How does having such a large surplus that you’re an exporter of food jive with national security? It sounds like they already produce more than enough. Exposing food production entirely to market forces is, as you point out, a bad idea.
Sounds like you’ve fallen for some farmer rhetoric.. How is growning crops to feed 28 million pigs to 6 million people? We’d have to eat 5 pigs each.. If it was really about food security, we’d surely plant crops to eat ourselves, which is much more efficient in terms of calorie per m^2.
Meat has many more negative externalities than plants. Thats the argument for substituting green farming.
Of course it’s political.. anything is to some degree.
Because of animals we grow far more grain than we need, giving us a substantial amount of necessary slack. If there is a wide spread crop failure, the price of grain rises, causing ranchers to sell breeding stock they can no longer afford to feed. Then humans then eat the grain instead of the animals.
Growing x100 times the amount of food needed isn’t ‘slack’, its production for export (or feeding pigs to export). We could cut out farmland by 50% and still have more than enough to feed our own population.
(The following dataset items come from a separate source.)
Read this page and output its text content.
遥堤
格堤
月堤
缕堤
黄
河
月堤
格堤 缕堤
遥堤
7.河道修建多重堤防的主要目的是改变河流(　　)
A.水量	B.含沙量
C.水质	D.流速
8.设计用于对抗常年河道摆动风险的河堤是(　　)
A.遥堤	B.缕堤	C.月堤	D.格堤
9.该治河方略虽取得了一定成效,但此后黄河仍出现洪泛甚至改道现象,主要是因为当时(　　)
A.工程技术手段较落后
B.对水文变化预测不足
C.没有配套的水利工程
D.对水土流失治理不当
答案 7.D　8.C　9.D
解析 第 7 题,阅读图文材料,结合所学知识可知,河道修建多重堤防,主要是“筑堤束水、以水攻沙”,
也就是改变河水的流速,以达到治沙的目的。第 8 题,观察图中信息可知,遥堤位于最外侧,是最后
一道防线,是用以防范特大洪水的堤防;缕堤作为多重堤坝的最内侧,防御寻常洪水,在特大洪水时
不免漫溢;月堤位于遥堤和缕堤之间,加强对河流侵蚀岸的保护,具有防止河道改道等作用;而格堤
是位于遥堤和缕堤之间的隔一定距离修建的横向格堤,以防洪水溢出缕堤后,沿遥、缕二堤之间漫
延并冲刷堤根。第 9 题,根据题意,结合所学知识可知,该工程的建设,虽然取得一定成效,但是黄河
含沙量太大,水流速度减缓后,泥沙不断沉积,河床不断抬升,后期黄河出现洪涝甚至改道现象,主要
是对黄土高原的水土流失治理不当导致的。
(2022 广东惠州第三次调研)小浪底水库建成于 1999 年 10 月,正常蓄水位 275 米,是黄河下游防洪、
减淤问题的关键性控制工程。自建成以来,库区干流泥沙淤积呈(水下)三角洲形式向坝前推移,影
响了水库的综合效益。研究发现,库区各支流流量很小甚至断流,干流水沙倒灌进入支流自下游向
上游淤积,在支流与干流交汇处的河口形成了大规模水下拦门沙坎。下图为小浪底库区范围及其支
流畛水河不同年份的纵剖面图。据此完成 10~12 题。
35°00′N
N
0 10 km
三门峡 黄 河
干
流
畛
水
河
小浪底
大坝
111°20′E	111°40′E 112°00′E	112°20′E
This food security argument would only hold if there was any possibility of us actually not being able to feed our population.
100X? A chicken is 1.8x and a pig is 3X. A cow is 12X, but that'd only be a relevant figure if humans could eat grass.
> How does having such a large surplus (...)
You should educate yourself. Europe imports around 40% of the agricultural production it consumes.
The "surplus" is referenced in economical value and reflects luxury exports such as wine, which is hardly what keeps Europe alive in case of all-out war.
The whole point of Europe's common agricultural policy is food security including an event of all-out war.
Your comments sound like advocating against having a first-aid kit just because you sell silk scarves.
Please provide some sources, because I think your 40% is also based on monetary and not nutritional value.